From the outside, it seems so silly to dwell on a loss this long. Let me kindly put the words in your mouth for you: she was just a baby and she didn’t live. Get over it already and have more kids. What has it been, almost a year?!
I’ve been there, on the outside. You bring meals and give hugs and wish you knew how to take their pain away. But you give your condolences and move on. Real life sets in as soon as you get in the car and drive away.
The only problem is, when you’re on the inside, this is real life. Your world is all of a sudden joyful and empty at the same time.
It’s really, really hard to push every ounce of pain out of my heart, because to me she wasn’t just a baby. She came home to live with our family. She joined us at the dinner table and slept in our bed. She had a beautiful dress and was given a name and a blessing by her Daddy and is on the records of the Church. She’s got a Christmas stocking and newborn clothes and a little lock of blonde hair for her baby book. She was here, and it was so real.
The hardest part is that no one else but us will ever see just how much she was a part of our earthly family. Because I’ve been there, and on the outside, she was just another baby that died.
From the outside, it doesn’t seem like you are dwelling at all. It is also obvious that you haven’t forgotten her. She’s a big part (not all) of your life and I think you are going along beautifully.

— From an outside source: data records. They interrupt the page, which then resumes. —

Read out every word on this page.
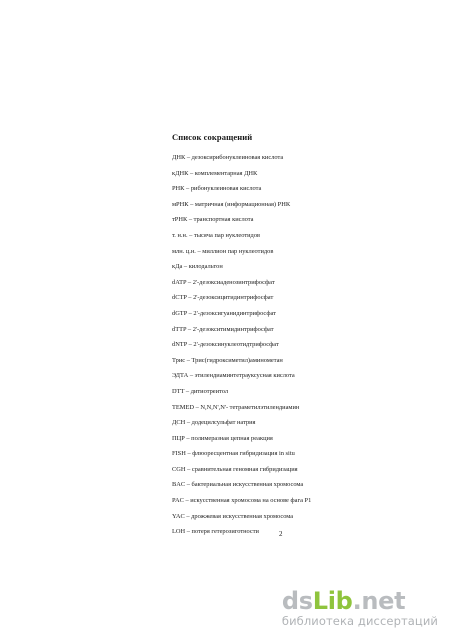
Список сокращений
ДНК – дезоксирибонуклеиновая кислота
кДНК – комплементарная ДНК
РНК – рибонуклеиновая кислота
мРНК – матричная (информационная) РНК
тРНК – транспортная кислота
т. н.н. – тысяча пар нуклеотидов
млн. ц.н. – миллион пар нуклеотидов
кДа – килодальтон
dATP – 2'-дезоксиаденозинтрифосфат
dCTP – 2'-дезоксицитидинтрифосфат
dGTP – 2'-дезоксигуанидинтрифосфат
dTTP – 2'-дезокситимидинтрифосфат
dNTP – 2'-дезоксинуклеотидтрифосфат
Трис – Трис(гидроксиметил)аминометан
ЭДТА – этилендиаминтетрауксусная кислота
DTT – дитиотреитол
TEMED – N,N,N',N'- тетраметилэтилендиамин
ДСН – додецилсульфат натрия
ПЦР – полимеразная цепная реакция
FISH – флюоресцентная гибридизация in situ
CGH – сравнительная геномная гибридизация
BAC – бактериальная искусственная хромосома
PAC – искусственная хромосома на основе фага P1
YAC – дрожжевая искусственная хромосома
LOH – потеря гетерозиготности	2
dsLib.net
библиотека диссертаций
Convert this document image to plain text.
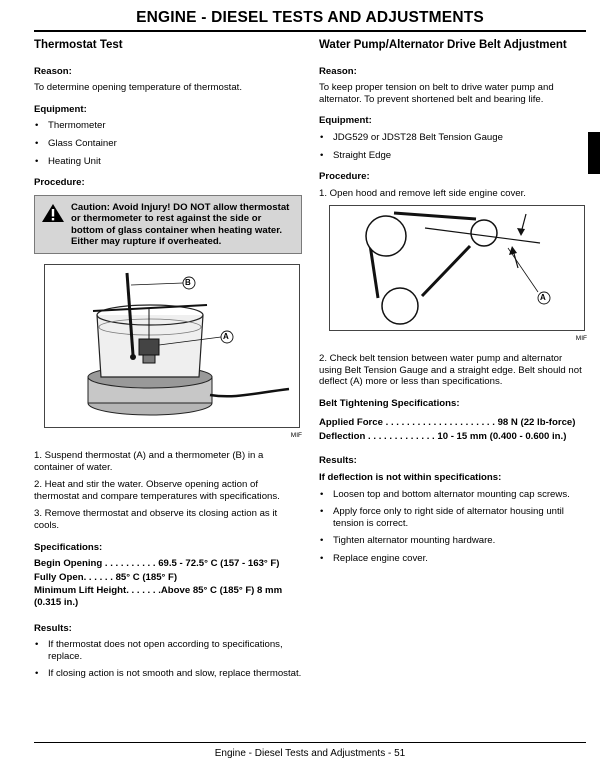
ENGINE - DIESEL TESTS AND ADJUSTMENTS
Thermostat Test
Reason:
To determine opening temperature of thermostat.
Equipment:
• Thermometer
• Glass Container
• Heating Unit
Procedure:
Caution: Avoid Injury! DO NOT allow thermostat or thermometer to rest against the side or bottom of glass container when heating water. Either may rupture if overheated.
B
A
MIF
1. Suspend thermostat (A) and a thermometer (B) in a container of water.
2. Heat and stir the water. Observe opening action of thermostat and compare temperatures with specifications.
3. Remove thermostat and observe its closing action as it cools.
Specifications:
Begin Opening . . . . . . . . . . 69.5 - 72.5° C (157 - 163° F)
Fully Open. . . . . . 85° C (185° F)
Minimum Lift Height. . . . . . .Above 85° C (185° F) 8 mm (0.315 in.)
Results:
• If thermostat does not open according to specifications, replace.
• If closing action is not smooth and slow, replace thermostat.
Water Pump/Alternator Drive Belt Adjustment
Reason:
To keep proper tension on belt to drive water pump and alternator. To prevent shortened belt and bearing life.
Equipment:
• JDG529 or JDST28 Belt Tension Gauge
• Straight Edge
Procedure:
1. Open hood and remove left side engine cover.
A
MIF
2. Check belt tension between water pump and alternator using Belt Tension Gauge and a straight edge. Belt should not deflect (A) more or less than specifications.
Belt Tightening Specifications:
Applied Force . . . . . . . . . . . . . . . . . . . . . 98 N (22 lb-force)
Deflection . . . . . . . . . . . . . 10 - 15 mm (0.400 - 0.600 in.)
Results:
If deflection is not within specifications:
• Loosen top and bottom alternator mounting cap screws.
• Apply force only to right side of alternator housing until tension is correct.
• Tighten alternator mounting hardware.
• Replace engine cover.
Engine - Diesel Tests and Adjustments - 51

From the outside, it doesn’t seem like you are dwelling at all. It is also obvious that you haven’t forgotten her. She’s a big part (not all) of your life and I think you are going along beautifully.
I’ve never been blessed with a child of my own so I don’t know how this kind of love feels. But I do have a family whom I love very much and if Miguel, my husband, were to be taken away from me I don’t know how I’d deal with it either. We aren’t given timelines to the end of a relationship. We live each day, hopefully, full of love and enjoying their presence. And even though we have a promise of eternal life, I think, it doesn’t make the pain any less real.

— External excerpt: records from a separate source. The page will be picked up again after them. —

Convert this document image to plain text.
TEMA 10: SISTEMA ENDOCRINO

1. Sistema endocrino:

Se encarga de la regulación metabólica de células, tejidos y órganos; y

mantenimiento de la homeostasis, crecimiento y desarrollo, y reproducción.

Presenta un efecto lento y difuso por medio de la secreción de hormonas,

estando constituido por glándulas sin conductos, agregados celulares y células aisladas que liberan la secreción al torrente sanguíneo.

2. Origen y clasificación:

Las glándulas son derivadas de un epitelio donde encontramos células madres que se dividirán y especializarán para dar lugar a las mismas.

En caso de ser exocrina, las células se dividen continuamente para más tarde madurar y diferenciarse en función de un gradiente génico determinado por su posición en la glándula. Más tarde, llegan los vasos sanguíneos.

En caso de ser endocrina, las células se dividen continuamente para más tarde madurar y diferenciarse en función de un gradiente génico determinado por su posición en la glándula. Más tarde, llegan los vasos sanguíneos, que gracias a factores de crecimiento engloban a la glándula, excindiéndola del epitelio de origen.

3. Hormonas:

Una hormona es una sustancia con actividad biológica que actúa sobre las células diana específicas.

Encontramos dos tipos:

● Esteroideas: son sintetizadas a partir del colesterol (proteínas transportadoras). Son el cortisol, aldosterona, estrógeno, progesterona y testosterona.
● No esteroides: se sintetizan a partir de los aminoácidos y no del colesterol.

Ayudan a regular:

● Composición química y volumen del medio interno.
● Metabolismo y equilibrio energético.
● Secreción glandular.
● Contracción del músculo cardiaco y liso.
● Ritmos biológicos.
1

It is no one’s place to tell you that you are dwelling on anything. Life is to be lived by any means possible. Sometimes that means thinking about the past.
Thank you for sharing your thoughts. You are a beautiful woman and I admire you.
One of my favorite sayings in the title of a little pamphlet written by one of the general authorities that was passed out on mother’s day many years ago, it was simply,”Mother, your best is good enough.” Not only do I think you are doing fine, but that you are doing your very best and it is good enough. Don’t second guess your feelings.
She’s not just a baby. She is YOUR baby. YOUR little angel baby. It’s okay to be sad and miss her… she’s your beautiful baby. Many of us miss her too.